In that case, yopur best bet would be the "Basistarif", which covers pre-existing conditions and costs only around €700/month (this is the best deal you can get in your situation!). The best is: The private insurers have to accept you into that plan! They won't like it, and they will find all kinds of excuses, so you must be firm (perhaps with the assistance of a lawyer).
If you cannot afford that, the above poster is right: Do not come to Germany, as an insurance with exception and self-funded treatment will certainly be costlier.


----------



## *Sunshine*

beppi said:


> In that case, yopur best bet would be the "Basistarif", which covers pre-existing conditions and costs only around €700/month (this is the best deal you can get in your situation!). The best is: The private insurers have to accept you into that plan! They won't like it, and they will find all kinds of excuses, so you must be firm (perhaps with the assistance of a lawyer).


The insurance companies, however, are only required to accept foreigners with a residence permit valid for over 1 year. 

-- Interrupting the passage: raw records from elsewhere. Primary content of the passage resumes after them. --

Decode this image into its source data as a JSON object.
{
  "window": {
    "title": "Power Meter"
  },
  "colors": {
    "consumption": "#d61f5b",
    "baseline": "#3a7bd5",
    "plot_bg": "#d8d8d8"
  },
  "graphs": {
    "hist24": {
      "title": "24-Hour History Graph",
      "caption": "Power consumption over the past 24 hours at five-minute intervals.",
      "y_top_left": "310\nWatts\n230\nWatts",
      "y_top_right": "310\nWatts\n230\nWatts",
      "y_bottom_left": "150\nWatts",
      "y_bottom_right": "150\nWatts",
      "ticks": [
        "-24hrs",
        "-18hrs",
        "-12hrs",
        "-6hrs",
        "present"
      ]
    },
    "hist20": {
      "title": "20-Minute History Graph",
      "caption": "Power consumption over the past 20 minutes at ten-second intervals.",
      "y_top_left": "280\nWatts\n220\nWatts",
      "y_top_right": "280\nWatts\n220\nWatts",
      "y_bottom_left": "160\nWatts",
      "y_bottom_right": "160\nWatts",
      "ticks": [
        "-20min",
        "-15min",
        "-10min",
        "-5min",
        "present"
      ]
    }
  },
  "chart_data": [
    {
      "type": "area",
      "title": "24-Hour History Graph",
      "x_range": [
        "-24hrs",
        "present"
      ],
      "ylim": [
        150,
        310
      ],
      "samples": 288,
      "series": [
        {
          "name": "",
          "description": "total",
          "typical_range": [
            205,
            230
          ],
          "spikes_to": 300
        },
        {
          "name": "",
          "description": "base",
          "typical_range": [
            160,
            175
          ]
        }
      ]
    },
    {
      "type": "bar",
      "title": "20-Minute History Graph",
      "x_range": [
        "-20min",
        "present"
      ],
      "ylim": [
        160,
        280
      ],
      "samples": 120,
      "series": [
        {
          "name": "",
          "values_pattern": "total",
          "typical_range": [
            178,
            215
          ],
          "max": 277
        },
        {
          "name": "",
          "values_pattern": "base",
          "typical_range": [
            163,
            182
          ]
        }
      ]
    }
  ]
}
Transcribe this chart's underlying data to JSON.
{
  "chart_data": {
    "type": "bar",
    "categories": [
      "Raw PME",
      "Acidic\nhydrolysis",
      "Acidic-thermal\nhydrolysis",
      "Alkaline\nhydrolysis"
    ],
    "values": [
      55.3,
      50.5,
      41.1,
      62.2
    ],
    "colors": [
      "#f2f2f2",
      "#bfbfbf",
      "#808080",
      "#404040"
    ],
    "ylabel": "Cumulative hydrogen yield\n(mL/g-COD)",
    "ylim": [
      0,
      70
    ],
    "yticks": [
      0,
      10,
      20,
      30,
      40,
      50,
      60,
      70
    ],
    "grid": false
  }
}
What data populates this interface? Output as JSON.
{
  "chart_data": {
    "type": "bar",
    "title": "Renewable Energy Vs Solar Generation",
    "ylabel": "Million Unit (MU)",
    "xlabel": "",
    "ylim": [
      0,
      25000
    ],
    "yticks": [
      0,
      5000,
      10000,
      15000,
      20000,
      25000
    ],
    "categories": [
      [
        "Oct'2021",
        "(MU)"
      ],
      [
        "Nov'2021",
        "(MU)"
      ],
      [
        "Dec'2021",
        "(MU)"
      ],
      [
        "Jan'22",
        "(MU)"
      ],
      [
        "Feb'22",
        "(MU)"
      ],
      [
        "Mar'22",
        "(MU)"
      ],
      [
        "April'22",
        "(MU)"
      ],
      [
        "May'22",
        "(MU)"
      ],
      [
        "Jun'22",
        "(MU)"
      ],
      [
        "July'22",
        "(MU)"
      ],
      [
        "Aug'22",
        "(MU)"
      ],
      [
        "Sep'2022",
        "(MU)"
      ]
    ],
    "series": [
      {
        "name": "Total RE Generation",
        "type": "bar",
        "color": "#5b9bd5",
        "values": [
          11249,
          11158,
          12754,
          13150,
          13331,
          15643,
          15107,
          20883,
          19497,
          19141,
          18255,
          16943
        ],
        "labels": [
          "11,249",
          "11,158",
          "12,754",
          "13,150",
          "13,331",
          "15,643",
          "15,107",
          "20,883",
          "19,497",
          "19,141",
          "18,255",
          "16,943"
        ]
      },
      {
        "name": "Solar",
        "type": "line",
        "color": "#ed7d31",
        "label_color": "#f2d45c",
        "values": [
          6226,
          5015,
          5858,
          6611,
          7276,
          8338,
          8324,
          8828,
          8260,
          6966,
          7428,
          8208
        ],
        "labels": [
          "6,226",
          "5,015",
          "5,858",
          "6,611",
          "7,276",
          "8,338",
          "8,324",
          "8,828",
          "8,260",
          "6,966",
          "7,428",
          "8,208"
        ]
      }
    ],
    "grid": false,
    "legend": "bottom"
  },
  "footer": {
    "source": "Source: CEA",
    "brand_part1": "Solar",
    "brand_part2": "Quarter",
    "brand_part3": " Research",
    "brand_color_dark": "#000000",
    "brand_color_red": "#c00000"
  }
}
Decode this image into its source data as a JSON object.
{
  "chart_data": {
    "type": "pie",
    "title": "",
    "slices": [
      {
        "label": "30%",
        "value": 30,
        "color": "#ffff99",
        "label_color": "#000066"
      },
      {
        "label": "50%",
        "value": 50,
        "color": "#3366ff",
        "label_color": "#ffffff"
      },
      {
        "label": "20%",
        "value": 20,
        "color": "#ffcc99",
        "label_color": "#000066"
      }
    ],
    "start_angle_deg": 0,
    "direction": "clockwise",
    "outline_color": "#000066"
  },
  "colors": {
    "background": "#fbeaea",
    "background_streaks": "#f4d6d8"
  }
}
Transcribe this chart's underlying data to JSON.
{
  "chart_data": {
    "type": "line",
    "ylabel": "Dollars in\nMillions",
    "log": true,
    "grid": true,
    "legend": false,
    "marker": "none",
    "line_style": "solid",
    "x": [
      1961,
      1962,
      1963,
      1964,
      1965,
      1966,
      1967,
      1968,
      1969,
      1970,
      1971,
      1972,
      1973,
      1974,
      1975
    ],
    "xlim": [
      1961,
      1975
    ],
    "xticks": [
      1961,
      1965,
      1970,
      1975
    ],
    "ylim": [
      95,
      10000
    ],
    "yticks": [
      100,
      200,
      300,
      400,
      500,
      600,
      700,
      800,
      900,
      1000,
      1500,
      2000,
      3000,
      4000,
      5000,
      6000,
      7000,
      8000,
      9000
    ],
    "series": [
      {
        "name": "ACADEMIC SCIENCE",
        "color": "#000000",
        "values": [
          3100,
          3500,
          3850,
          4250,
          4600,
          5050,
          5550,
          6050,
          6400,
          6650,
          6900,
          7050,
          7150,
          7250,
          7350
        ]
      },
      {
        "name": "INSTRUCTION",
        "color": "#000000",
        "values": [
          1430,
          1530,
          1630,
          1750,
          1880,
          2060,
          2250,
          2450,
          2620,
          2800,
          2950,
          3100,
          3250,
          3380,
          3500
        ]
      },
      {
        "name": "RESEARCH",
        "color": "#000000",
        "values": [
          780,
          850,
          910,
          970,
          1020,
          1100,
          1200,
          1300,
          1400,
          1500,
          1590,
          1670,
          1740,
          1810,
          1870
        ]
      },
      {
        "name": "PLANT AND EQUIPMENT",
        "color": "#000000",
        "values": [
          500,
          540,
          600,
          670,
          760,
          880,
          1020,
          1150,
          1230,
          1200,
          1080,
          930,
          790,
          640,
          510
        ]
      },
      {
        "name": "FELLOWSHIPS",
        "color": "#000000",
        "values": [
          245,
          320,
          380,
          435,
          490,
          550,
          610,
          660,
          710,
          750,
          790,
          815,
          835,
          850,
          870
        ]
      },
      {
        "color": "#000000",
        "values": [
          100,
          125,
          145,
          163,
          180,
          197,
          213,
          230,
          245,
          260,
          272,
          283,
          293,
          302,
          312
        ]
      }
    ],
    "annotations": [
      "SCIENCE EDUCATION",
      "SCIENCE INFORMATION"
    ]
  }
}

Without a health insurance, he won't be able to get a residence permit.


----------



## beppi

That is correct.
But in another post he says he wants to do a postgraduate (and thus become student) and join the public scheme. In that case he'd have a sufficient residence permit.
With a shortder visa, he cannot join any German health insurance, but must join an international expat insurance - which does not have to accept him and usually excludes pre-existing conditions.


----------